19:38 May 5, 2010 by Uncle
@Puffin They did not lose custody, but just temporarily said goodbye to him. A vacation of sort.

They should lose custody.
11:03 May 6, 2010 by alu
Kevin... i too have a football mad freak in my house.... we do lose contact with him too, for long periods of time under the football season, like your son he can name teams, goals, dates from yester year to present day etc etc.

no, you will not get the jack boots smashing in your door ...... :-)

The difference with my son and the 16yr old... is we as a family interact with each other, we do sit around the dinner table, eat , talk and laugh and take a great interest in each other..

no we are not perfect and yes there are many raised voices, sulky faces and yes, i as a parent make the rules... which are non negotiable.

Children don't rule the parents...

Being a parents, it's a 24hr 7 day a week job for the rest of your life... it's hard, really hard, many times close to tears hard.

Don't forget it was you who wanted a child,(ok...accidents happen too) therefore it is your duty to bring the child up to the best of your abilities, never give up and strive everyday to educate your child to become a good person.

I do hope with different surroundings and maybe another support network, this 16yr old will find a better path in life.
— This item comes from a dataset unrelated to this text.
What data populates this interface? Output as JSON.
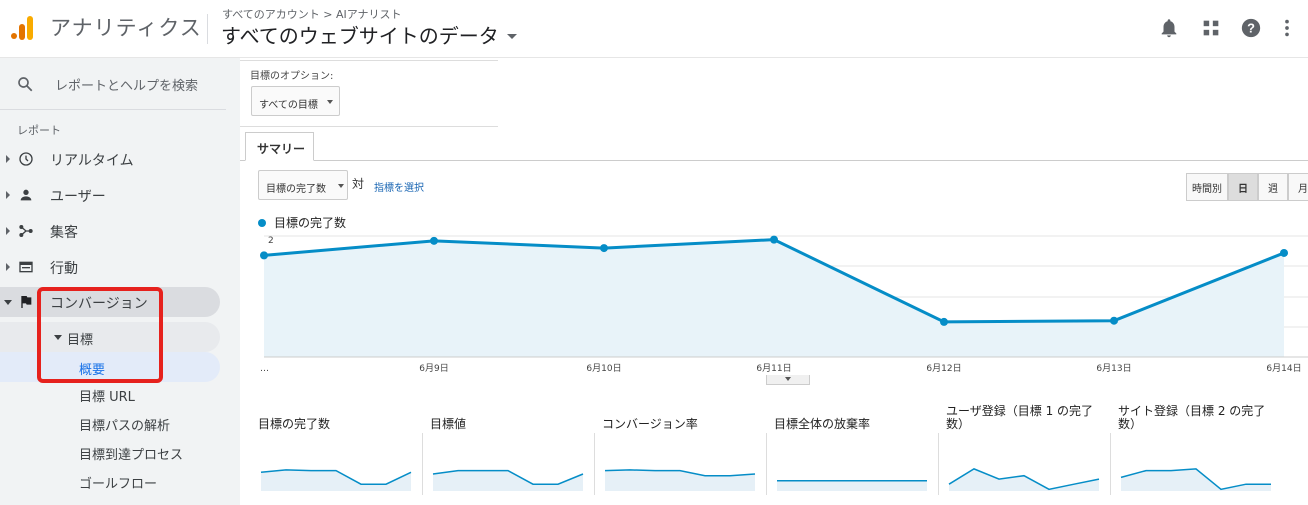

It is just a shame it had to go so long.
11:45 May 6, 2010 by SarahRF
Parents are very effectively restrained from enforcing the law of sending their kids to school. You're not even allowed to shout at your kids, as that can be seen as verbal abuse. My 12 yr old brother came home from school one day, saying how some kid had been taken into custody by Social Services because he'd called BRIS, the child helpline, after his parents had taken his cell phone away because he'd spent over 2000kr on sms's alone, never mind downloading games/songs/videos and calls. It's ridiculous.
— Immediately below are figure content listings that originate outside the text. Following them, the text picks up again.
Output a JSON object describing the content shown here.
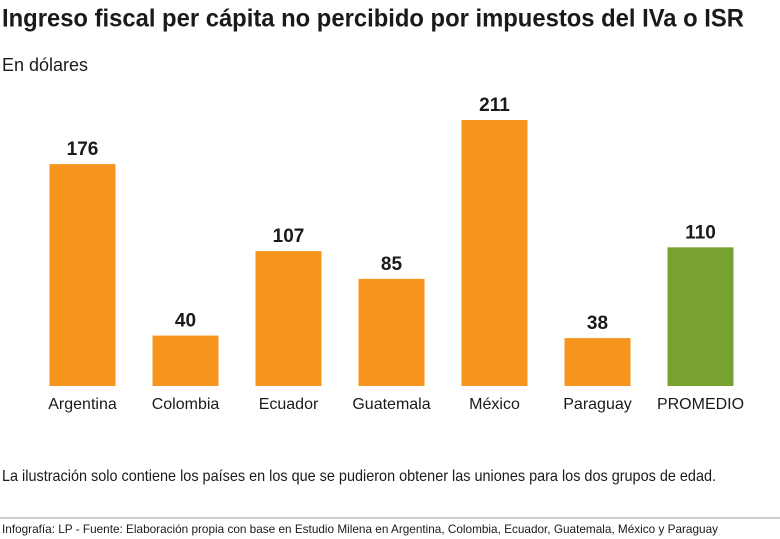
{
  "chart_data": {
    "type": "bar",
    "title": "Ingreso fiscal per cápita no percibido por impuestos del IVa o ISR",
    "subtitle": "En dólares",
    "categories": [
      "Argentina",
      "Colombia",
      "Ecuador",
      "Guatemala",
      "México",
      "Paraguay",
      "PROMEDIO"
    ],
    "values": [
      176,
      40,
      107,
      85,
      211,
      38,
      110
    ],
    "colors": [
      "#f7941d",
      "#f7941d",
      "#f7941d",
      "#f7941d",
      "#f7941d",
      "#f7941d",
      "#78a22f"
    ],
    "note": "La ilustración solo contiene los países en los que se pudieron obtener las uniones para los dos grupos de edad.",
    "source": "Infografía: LP - Fuente: Elaboración propia con base en Estudio Milena en Argentina, Colombia, Ecuador, Guatemala, México y Paraguay"
  }
}
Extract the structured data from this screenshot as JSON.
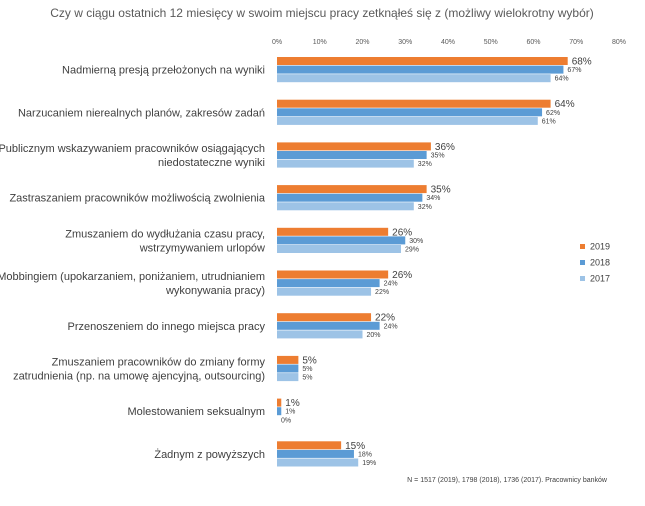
{
  "chart_data": {
    "type": "bar",
    "orientation": "horizontal",
    "title": "Czy w ciągu ostatnich 12 miesięcy w swoim miejscu pracy zetknąłeś się z (możliwy wielokrotny wybór)",
    "xlim": [
      0,
      80
    ],
    "x_ticks": [
      "0%",
      "10%",
      "20%",
      "30%",
      "40%",
      "50%",
      "60%",
      "70%",
      "80%"
    ],
    "x_axis_position": "top",
    "grid": false,
    "legend_position": "right",
    "categories": [
      [
        "Nadmierną presją przełożonych na wyniki"
      ],
      [
        "Narzucaniem nierealnych planów, zakresów zadań"
      ],
      [
        "Publicznym wskazywaniem pracowników osiągających",
        "niedostateczne wyniki"
      ],
      [
        "Zastraszaniem pracowników możliwością zwolnienia"
      ],
      [
        "Zmuszaniem do wydłużania czasu pracy,",
        "wstrzymywaniem urlopów"
      ],
      [
        "Mobbingiem (upokarzaniem, poniżaniem, utrudnianiem",
        "wykonywania pracy)"
      ],
      [
        "Przenoszeniem do innego miejsca pracy"
      ],
      [
        "Zmuszaniem pracowników do zmiany formy",
        "zatrudnienia (np. na umowę ajencyjną, outsourcing)"
      ],
      [
        "Molestowaniem seksualnym"
      ],
      [
        "Żadnym z powyższych"
      ]
    ],
    "series": [
      {
        "name": "2019",
        "color": "#ED7D31",
        "values": [
          68,
          64,
          36,
          35,
          26,
          26,
          22,
          5,
          1,
          15
        ],
        "labels": [
          "68%",
          "64%",
          "36%",
          "35%",
          "26%",
          "26%",
          "22%",
          "5%",
          "1%",
          "15%"
        ]
      },
      {
        "name": "2018",
        "color": "#5B9BD5",
        "values": [
          67,
          62,
          35,
          34,
          30,
          24,
          24,
          5,
          1,
          18
        ],
        "labels": [
          "67%",
          "62%",
          "35%",
          "34%",
          "30%",
          "24%",
          "24%",
          "5%",
          "1%",
          "18%"
        ]
      },
      {
        "name": "2017",
        "color": "#9DC3E6",
        "values": [
          64,
          61,
          32,
          32,
          29,
          22,
          20,
          5,
          0,
          19
        ],
        "labels": [
          "64%",
          "61%",
          "32%",
          "32%",
          "29%",
          "22%",
          "20%",
          "5%",
          "0%",
          "19%"
        ]
      }
    ],
    "note": "N = 1517 (2019), 1798 (2018), 1736 (2017). Pracownicy banków"
  }
}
People complain about kids that aren't disciplined, disrespectful to people and property, and then shoot the parents when they try to control their kids.
18:32 May 22, 2010 by cattie
Why couldn't the parents just cancel the internet? I am sure the 16-year-old was not paying the billing with his online gambling winnings. The parents were really so lacking in the will to enforce? Too many images of bergmanesque disciplinarians in this country. For the sake of public health, Sveriges Television should start a nanny 911 type series to educate parents.